Abstract:High quality and high speed videography using Non-Line-of-Sight (NLOS) imaging benefit autonomous navigation, collision prevention, and post-disaster search and rescue tasks. Current solutions have to balance between the frame rate and image quality. High frame rates, for example, can be achieved by reducing either per-point scanning time or scanning density, but at the cost of lowering the information density at individual frames. Fast scanning process further reduces the signal-to-noise ratio and different scanning systems exhibit different distortion characteristics.
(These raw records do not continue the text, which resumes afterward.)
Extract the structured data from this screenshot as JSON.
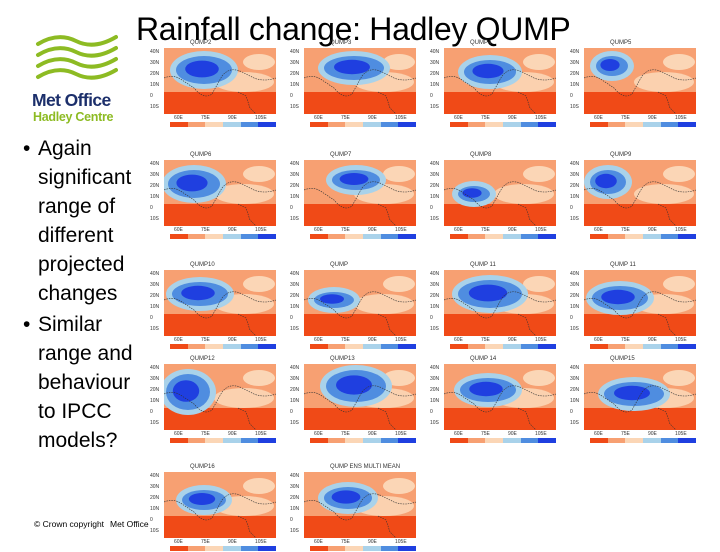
{
  "slide": {
    "title": "Rainfall change: Hadley QUMP",
    "bullets": [
      "Again significant range of different projected changes",
      "Similar range and behaviour to IPCC models?"
    ],
    "footer": {
      "copyright": "© Crown copyright",
      "org": "Met Office"
    }
  },
  "logo": {
    "name": "Met Office",
    "subtitle": "Hadley Centre",
    "icon": "met-office-waves-icon"
  },
  "colors": {
    "logo_green": "#8dbb23",
    "logo_navy": "#1c2f6b",
    "dry_strong": "#f04a17",
    "dry_mid": "#f7a072",
    "dry_light": "#fbd6b6",
    "wet_light": "#a9d2ea",
    "wet_mid": "#4f8de0",
    "wet_strong": "#1f3fe0"
  },
  "figure": {
    "panel_titles": [
      "QUMP2",
      "QUMP3",
      "QUMP4",
      "QUMP5",
      "QUMP6",
      "QUMP7",
      "QUMP8",
      "QUMP9",
      "QUMP10",
      "QUMP",
      "QUMP 11",
      "QUMP 11",
      "QUMP12",
      "QUMP13",
      "QUMP 14",
      "QUMP15",
      "QUMP16",
      "QUMP ENS MULTI MEAN"
    ],
    "lat_labels": [
      "40N",
      "30N",
      "20N",
      "10N",
      "0",
      "10S"
    ],
    "lon_labels": [
      "60E",
      "75E",
      "90E",
      "105E"
    ],
    "colorbar_labels": "-20 -10 0 10 20 30 40 50 60"
  }
}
In this work, we design and employ a new Transient Transformer architecture called TransiT to achieve real-time NLOS recovery under fast scans. TransiT directly compresses the temporal dimension of input transients to extract features, reducing computation costs and meeting high frame rate requirements. It further adopts a feature fusion mechanism as well as employs a spatial-temporal Transformer to help capture features of NLOS transient videos. Moreover, TransiT applies transfer learning to bridge the gap between synthetic and real-measured data. In real experiments, TransiT manages to reconstruct from sparse transients of $16 \times 16$ measured at an exposure time of 0.4 ms per point to NLOS videos at a $64 \times 64$ resolution at 10 frames per second. We will make our code and dataset available to the community.